While problematic, AI-shortcutting cannot simply be stopped with an outright ban—bans are often unenforceable, and can unintentionally starve students of valuable AI skills, according to Wang. Plus, studies have shown that technology promising to detect AI-based plagiarism has proven to be unreliable. The solution, according to Wang, is to embrace AI-based learning that is personalized, adaptive, and voice-powered, helping students think critically and engage deeply with course material while keeping case discussions inclusive, practical, and challenging.
Enter CAiSEY (Classroom Artificial Intelligence Studio for Engaging You), an AI-based, voice-powered discussion tool created by Wang alongside CBS alumni Jill Cohen ‘20 and Johnny Lee ‘23. What began as a prototype used solely in Wang’s Technology Strategy course has, in just two years, grown to be a robust, instructor-led platform used by 3,000 students in 10 different business schools globally.

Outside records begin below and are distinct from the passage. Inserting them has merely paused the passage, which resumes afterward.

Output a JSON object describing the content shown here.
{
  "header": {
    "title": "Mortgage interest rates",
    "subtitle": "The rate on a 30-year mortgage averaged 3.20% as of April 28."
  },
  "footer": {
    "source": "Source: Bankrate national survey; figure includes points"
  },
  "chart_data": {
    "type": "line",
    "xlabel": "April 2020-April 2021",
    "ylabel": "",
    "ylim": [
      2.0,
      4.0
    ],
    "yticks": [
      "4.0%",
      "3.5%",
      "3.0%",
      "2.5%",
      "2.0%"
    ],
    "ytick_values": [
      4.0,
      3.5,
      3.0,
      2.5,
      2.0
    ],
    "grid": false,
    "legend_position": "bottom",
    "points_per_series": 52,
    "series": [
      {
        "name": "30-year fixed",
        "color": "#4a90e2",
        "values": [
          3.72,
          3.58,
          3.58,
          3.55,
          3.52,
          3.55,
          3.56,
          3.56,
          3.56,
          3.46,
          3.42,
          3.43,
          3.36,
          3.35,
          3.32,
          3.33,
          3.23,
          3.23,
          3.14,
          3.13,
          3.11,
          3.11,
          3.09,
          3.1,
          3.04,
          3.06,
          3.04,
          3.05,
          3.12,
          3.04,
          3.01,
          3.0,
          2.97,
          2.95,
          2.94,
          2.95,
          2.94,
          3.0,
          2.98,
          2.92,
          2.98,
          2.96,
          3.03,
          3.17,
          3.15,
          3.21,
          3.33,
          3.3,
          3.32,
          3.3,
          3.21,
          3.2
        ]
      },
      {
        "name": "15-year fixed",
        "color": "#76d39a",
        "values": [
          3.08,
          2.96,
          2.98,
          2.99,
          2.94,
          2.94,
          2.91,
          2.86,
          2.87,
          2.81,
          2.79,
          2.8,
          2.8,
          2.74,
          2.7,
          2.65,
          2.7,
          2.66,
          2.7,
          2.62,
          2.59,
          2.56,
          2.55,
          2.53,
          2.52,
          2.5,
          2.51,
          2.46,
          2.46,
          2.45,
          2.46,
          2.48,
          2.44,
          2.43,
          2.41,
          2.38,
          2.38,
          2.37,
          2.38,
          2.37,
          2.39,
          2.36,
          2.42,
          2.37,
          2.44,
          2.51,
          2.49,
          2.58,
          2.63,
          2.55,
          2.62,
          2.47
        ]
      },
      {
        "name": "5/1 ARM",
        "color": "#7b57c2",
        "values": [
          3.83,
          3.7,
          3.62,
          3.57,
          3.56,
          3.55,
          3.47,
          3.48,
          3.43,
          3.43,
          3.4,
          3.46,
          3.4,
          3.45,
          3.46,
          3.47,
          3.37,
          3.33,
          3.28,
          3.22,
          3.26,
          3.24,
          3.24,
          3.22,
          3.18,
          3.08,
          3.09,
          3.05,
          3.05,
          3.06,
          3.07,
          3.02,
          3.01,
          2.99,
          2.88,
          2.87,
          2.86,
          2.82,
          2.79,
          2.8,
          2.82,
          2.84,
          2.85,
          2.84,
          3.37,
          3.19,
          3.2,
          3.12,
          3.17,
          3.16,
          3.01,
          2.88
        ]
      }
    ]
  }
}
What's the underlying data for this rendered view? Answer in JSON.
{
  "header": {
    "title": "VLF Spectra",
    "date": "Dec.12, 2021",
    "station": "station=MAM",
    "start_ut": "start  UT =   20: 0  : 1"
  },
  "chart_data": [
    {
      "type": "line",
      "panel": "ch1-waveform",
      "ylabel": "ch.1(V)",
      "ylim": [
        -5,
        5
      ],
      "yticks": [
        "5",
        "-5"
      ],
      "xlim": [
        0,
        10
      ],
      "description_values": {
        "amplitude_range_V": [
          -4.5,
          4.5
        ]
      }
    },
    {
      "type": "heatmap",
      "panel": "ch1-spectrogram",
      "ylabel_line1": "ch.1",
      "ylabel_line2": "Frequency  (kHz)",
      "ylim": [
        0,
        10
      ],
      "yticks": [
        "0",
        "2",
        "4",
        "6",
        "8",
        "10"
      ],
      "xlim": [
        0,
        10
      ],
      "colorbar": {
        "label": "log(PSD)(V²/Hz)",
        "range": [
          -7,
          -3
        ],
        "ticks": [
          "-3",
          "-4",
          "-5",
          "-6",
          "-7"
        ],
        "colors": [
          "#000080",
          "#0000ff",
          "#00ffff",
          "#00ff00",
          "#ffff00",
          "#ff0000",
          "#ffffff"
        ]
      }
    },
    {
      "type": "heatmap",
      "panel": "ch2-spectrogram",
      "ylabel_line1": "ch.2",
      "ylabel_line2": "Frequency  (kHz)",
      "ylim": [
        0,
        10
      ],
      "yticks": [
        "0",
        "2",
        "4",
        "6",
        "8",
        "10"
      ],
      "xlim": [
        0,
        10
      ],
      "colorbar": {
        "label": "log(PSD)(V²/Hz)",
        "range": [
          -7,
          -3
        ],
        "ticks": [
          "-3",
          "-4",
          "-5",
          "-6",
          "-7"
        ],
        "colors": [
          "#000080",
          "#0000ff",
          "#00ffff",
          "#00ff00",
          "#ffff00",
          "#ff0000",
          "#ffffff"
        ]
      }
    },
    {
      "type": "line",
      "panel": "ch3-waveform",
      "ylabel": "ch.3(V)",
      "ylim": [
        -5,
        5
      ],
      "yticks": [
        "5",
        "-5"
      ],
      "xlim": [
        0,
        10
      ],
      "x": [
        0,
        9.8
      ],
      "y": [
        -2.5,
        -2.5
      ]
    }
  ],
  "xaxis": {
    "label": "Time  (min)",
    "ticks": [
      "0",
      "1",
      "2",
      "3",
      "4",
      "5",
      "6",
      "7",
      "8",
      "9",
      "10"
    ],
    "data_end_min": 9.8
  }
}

CAiSEY takes the case method to another level, allowing students to practice having conversations with an AI partner on an array of class topics, scenarios, and discussion questions before class. The result is a more immersive, personalized learning experience that boosts student preparation and participation in classroom discussions.
“When a person has a conversation with an AI partner by voice, that's a personalized discussion—that's really different from having a conversation with 50, 60, or 70 other people,” Wang says. “That discussion that you have with the AI, it's the first time that that discussion has ever occurred. That's entirely novel, entirely generative."